Mid-Autumn Monster Plants and Gender Mojos


The middle of November in the center of South Carolina brings a much anticipated event: the annual migration of house plants from outside to indoors. Not everyone survives the journey, especially those who were the victims of their own success and grew too large and unwieldy for their containers. One such plant is the Devil’s Ivy, aptly named because it cascaded ten feet down from its container then rooted itself into the ground for another five feet. Pulling these botanical wonders back indoors for the winter is a task that is happily put off. The trick is to play chicken with the frost and wait until the last possible moment to lug the heavy ones in. Sometimes the frost wins. Plant life or death for the winter months can also be pinned to the vagaries of having out of town work or a cold on frost day.

The truly problematic plant this year was an overgrown tree philodendron which needed to be repotted in something about three times the size of the original container- something so huge it devoured an entire bag of potting soil. The aerial roots on the plant tangled themselves so profoundly inside the pot that the plant simply could not be removed. The only thing to do was to destroy the pot to free the plant. The plant of course had to be preserved not only for it being such a grand specimen of a tree philodendron but because it came from my late mother-in-law’s home. ( I had over the years become the keeper of all specimens of greenery from friends and relatives who left them at my doorstep like orphans. Okay, some I adopted myself off of street corners and I have even been known to cultivate plants rescued from the cracks in sidewalks).

I tried to pry the plant loose from the pot at first with a wonder bar but to no avail. My husband decided that my continued efforts would break the pot anyway and so he suggested that I just clobber it with a hammer. Easy for someone who did not purchase this vessel to say. But I reluctantly and somewhat tepidly started to fracture the fiberglass pot with the wonder bar. The pace of my efforts seemed to go too slowly for my husband’s patience and he decided to take over the job.

Getting a huge axe, my significant other took the plant outdoors and bid me not to look lest his concentration fail. This caused a feeling of deja vu. I distinctly remember times in my youth when my overlooking the proceedings of males bonding over car repairs was frowned upon. What is it about the scrutinizing gaze of the opposite gender that causes such discomfit? Is it the fear of relinquishing forbidden knowledge? Or is it a feeling that a task can never be accomplished well under the scrutinizing, critical stare of the other. With regard to the other being a member of the opposite sex, this has been known to take on disastrous consequences. I recalled here reading in a book on the history of musical instruments about the bull roarer, a primitive instrument that only men were allowed to play. Women were not even allowed to look upon it under the threat of death! Needless to say, that is a rather extreme example, but certainly points to how serious superstitions about the scrutiny of the opposite gender can be.

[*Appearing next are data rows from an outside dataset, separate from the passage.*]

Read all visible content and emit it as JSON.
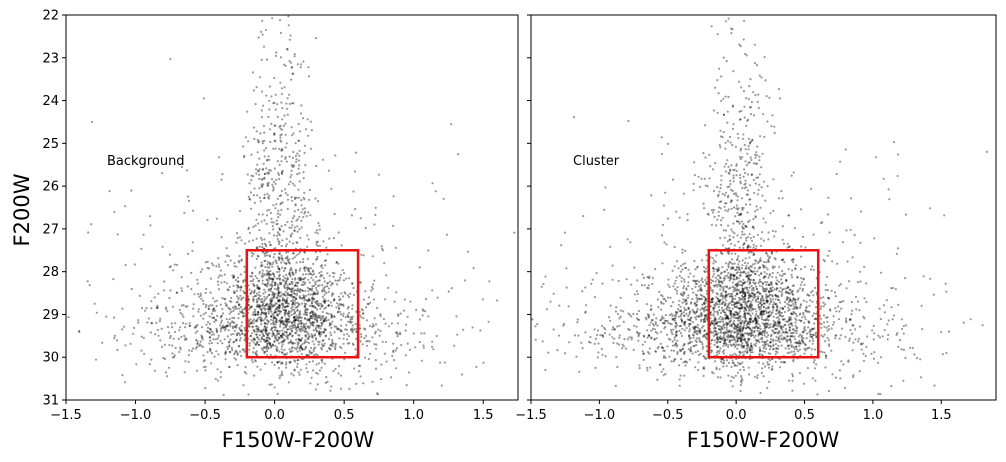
{
  "chart_data": [
    {
      "type": "scatter",
      "panel": "left",
      "annotation": "Background",
      "xlabel": "F150W-F200W",
      "ylabel": "F200W",
      "xlim": [
        -1.5,
        1.75
      ],
      "ylim": [
        31,
        22
      ],
      "y_inverted": true,
      "xticks": [
        -1.5,
        -1.0,
        -0.5,
        0.0,
        0.5,
        1.0,
        1.5
      ],
      "xtick_labels": [
        "−1.5",
        "−1.0",
        "−0.5",
        "0.0",
        "0.5",
        "1.0",
        "1.5"
      ],
      "yticks": [
        22,
        23,
        24,
        25,
        26,
        27,
        28,
        29,
        30,
        31
      ],
      "ytick_labels": [
        "22",
        "23",
        "24",
        "25",
        "26",
        "27",
        "28",
        "29",
        "30",
        "31"
      ],
      "point_color": "#000000",
      "point_alpha": 0.4,
      "box": {
        "x0": -0.2,
        "x1": 0.6,
        "y0": 27.5,
        "y1": 30.0,
        "color": "#ee1111"
      },
      "density": [
        {
          "cx": 0.05,
          "cy": 28.8,
          "sx": 0.25,
          "sy": 0.7,
          "n": 1300
        },
        {
          "cx": 0.0,
          "cy": 29.4,
          "sx": 0.55,
          "sy": 0.5,
          "n": 700
        },
        {
          "cx": 0.02,
          "cy": 26.3,
          "sx": 0.12,
          "sy": 1.4,
          "n": 320
        },
        {
          "cx": 0.05,
          "cy": 24.2,
          "sx": 0.12,
          "sy": 1.3,
          "n": 110
        },
        {
          "cx": 0.05,
          "cy": 28.5,
          "sx": 0.75,
          "sy": 1.6,
          "n": 350
        }
      ]
    },
    {
      "type": "scatter",
      "panel": "right",
      "annotation": "Cluster",
      "xlabel": "F150W-F200W",
      "ylabel": "",
      "xlim": [
        -1.5,
        1.9
      ],
      "ylim": [
        31,
        22
      ],
      "y_inverted": true,
      "xticks": [
        -1.5,
        -1.0,
        -0.5,
        0.0,
        0.5,
        1.0,
        1.5
      ],
      "xtick_labels": [
        "−1.5",
        "−1.0",
        "−0.5",
        "0.0",
        "0.5",
        "1.0",
        "1.5"
      ],
      "yticks": [
        22,
        23,
        24,
        25,
        26,
        27,
        28,
        29,
        30,
        31
      ],
      "ytick_labels": [],
      "point_color": "#000000",
      "point_alpha": 0.4,
      "box": {
        "x0": -0.2,
        "x1": 0.6,
        "y0": 27.5,
        "y1": 30.0,
        "color": "#ee1111"
      },
      "density": [
        {
          "cx": 0.05,
          "cy": 28.9,
          "sx": 0.28,
          "sy": 0.65,
          "n": 1500
        },
        {
          "cx": 0.0,
          "cy": 29.4,
          "sx": 0.6,
          "sy": 0.5,
          "n": 800
        },
        {
          "cx": 0.02,
          "cy": 26.6,
          "sx": 0.12,
          "sy": 1.2,
          "n": 320
        },
        {
          "cx": 0.05,
          "cy": 24.5,
          "sx": 0.12,
          "sy": 1.3,
          "n": 110
        },
        {
          "cx": 0.1,
          "cy": 28.6,
          "sx": 0.8,
          "sy": 1.6,
          "n": 380
        }
      ]
    }
  ]
}
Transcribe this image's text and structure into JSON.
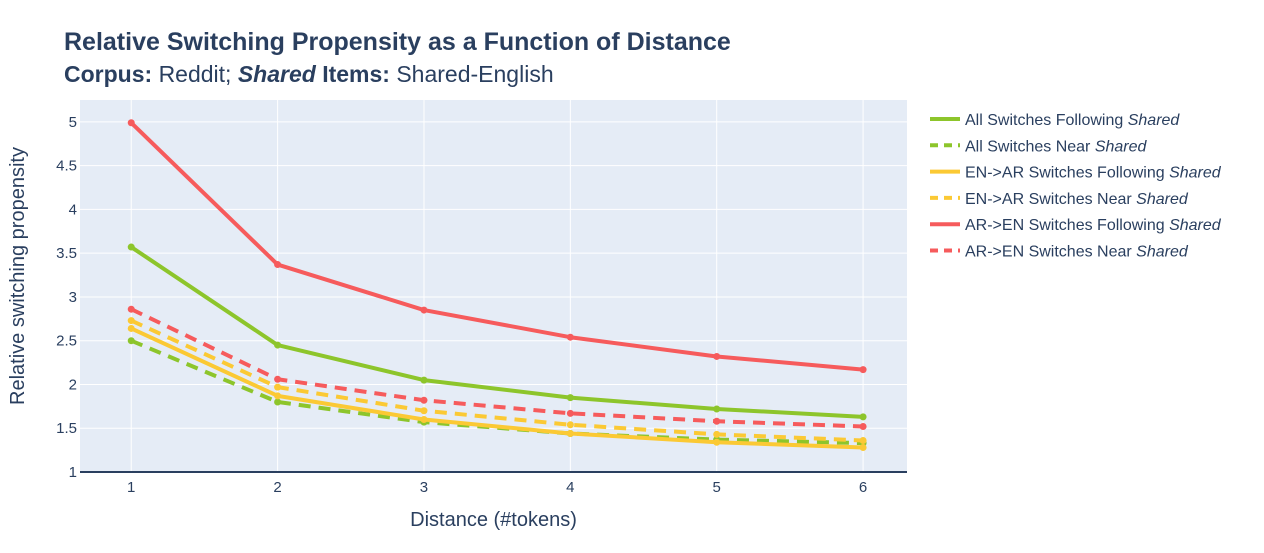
{
  "title": {
    "main": "Relative Switching Propensity as a Function of Distance",
    "corpus_label": "Corpus:",
    "corpus_value": "Reddit;",
    "shared_label": "Shared",
    "items_label": "Items:",
    "items_value": "Shared-English"
  },
  "colors": {
    "plot_bg": "#e5ecf6",
    "grid": "#ffffff",
    "axis_line": "#2a3f5f",
    "green": "#8dc52b",
    "yellow": "#fbc934",
    "red": "#f65b5c"
  },
  "chart_data": {
    "type": "line",
    "xlabel": "Distance (#tokens)",
    "ylabel": "Relative switching propensity",
    "x": [
      1,
      2,
      3,
      4,
      5,
      6
    ],
    "xlim": [
      0.65,
      6.3
    ],
    "ylim": [
      1,
      5.25
    ],
    "xticks": [
      "1",
      "2",
      "3",
      "4",
      "5",
      "6"
    ],
    "yticks": [
      "1",
      "1.5",
      "2",
      "2.5",
      "3",
      "3.5",
      "4",
      "4.5",
      "5"
    ],
    "grid": true,
    "legend_position": "right",
    "series": [
      {
        "name": "All Switches Following",
        "name_italic": "Shared",
        "color": "green",
        "dash": "solid",
        "values": [
          3.57,
          2.45,
          2.05,
          1.85,
          1.72,
          1.63
        ]
      },
      {
        "name": "All Switches Near",
        "name_italic": "Shared",
        "color": "green",
        "dash": "dash",
        "values": [
          2.5,
          1.8,
          1.57,
          1.44,
          1.37,
          1.33
        ]
      },
      {
        "name": "EN->AR Switches Following",
        "name_italic": "Shared",
        "color": "yellow",
        "dash": "solid",
        "values": [
          2.64,
          1.87,
          1.6,
          1.44,
          1.34,
          1.28
        ]
      },
      {
        "name": "EN->AR Switches Near",
        "name_italic": "Shared",
        "color": "yellow",
        "dash": "dash",
        "values": [
          2.73,
          1.97,
          1.7,
          1.54,
          1.43,
          1.36
        ]
      },
      {
        "name": "AR->EN Switches Following",
        "name_italic": "Shared",
        "color": "red",
        "dash": "solid",
        "values": [
          4.99,
          3.37,
          2.85,
          2.54,
          2.32,
          2.17
        ]
      },
      {
        "name": "AR->EN Switches Near",
        "name_italic": "Shared",
        "color": "red",
        "dash": "dash",
        "values": [
          2.86,
          2.06,
          1.82,
          1.67,
          1.58,
          1.52
        ]
      }
    ]
  }
}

One would think such fear of derailing competence the other gender’s watch might be would be confined to the woman’s gaze upon the man’s work. Yet this very noon, as I write this, I found that try as I might, I could not do the necessary repairs on a broken drawer while under my husband’s critical scrutiny and had to wait until some quiet time alone before I could analyze the components, find the right tools and do the job.

But getting back to the seasonal removals of plants, the monstrous tree philodendron was finally released and given a new home. The other large polypodium ferns may just have to survive the winter outdoors - so many leaves, such tangled roots, so little space!

For now, I’m posting my drawing from my notebooks of a cat watching a tropical plant in Italy. And when I finish making my first bull roarer, I’ll post an image of that as well.